The goal is to predict the binary class heart_disease_present, which represents whether or not a patient has heart disease:
- 0 represents no heart disease present
- 1 represents heart disease present
The heart disease prediction file creates a supervised prediction model to predict whether the patient is having heart disease or not.
The dataset obtained was in the form of two separate CSV files, one contained the features and the other the target.
The outliers are eliminated using the Interquartile range.
The categorical features are encoded using the pandas get_dummies() function.
The correlation among the features is visualized using the heatmap, while the correlation between the features and the target variable is plotted using a bar graph.
The dataset is split into training and testing data using 'train_test_split' in a 70:30 ratio.

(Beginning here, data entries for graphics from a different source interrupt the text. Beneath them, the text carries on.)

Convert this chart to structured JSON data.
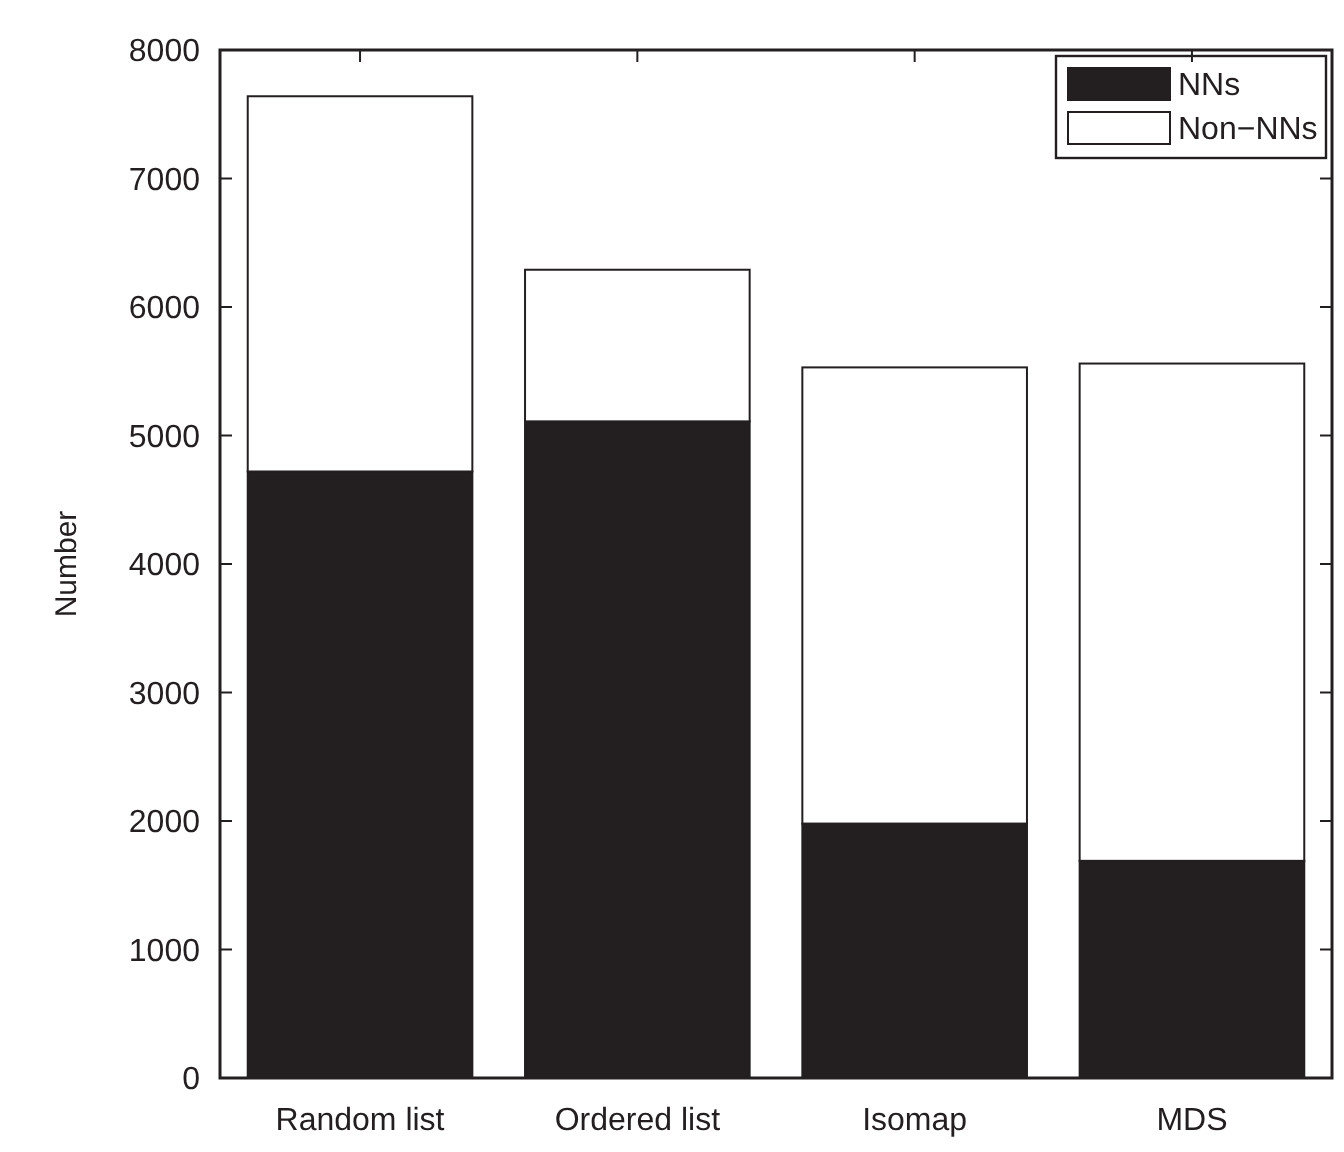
{
  "chart_data": {
    "type": "bar",
    "stacked": true,
    "ylabel": "Number",
    "categories": [
      "Random list",
      "Ordered list",
      "Isomap",
      "MDS"
    ],
    "series": [
      {
        "name": "NNs",
        "color": "#231f20",
        "values": [
          4720,
          5110,
          1980,
          1690
        ]
      },
      {
        "name": "Non−NNs",
        "color": "#ffffff",
        "values": [
          2920,
          1180,
          3550,
          3870
        ]
      }
    ],
    "ylim": [
      0,
      8000
    ],
    "yticks": [
      0,
      1000,
      2000,
      3000,
      4000,
      5000,
      6000,
      7000,
      8000
    ],
    "grid": false,
    "legend": "top right"
  }
}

Column Transformer is used to scale the numerical variables for the efficient performance of our model.
Since we saw an imbalance in the target classes, we can apply smote to balance using the oversampling technique.
The features are selected using the SelectFrom Model where the features with high feature importance are selected and separated as a new training and testing dataset.
Three models are trained and tested against the data in our hand,
- Logistic Regression
- KNN
- Random Forest
After carefully evaluating and taking all the metrics into consideration the KNN algorithm was giving the best result.
Hyperparameter tuning was done but did not result in the improvement of the performance of the algorithm.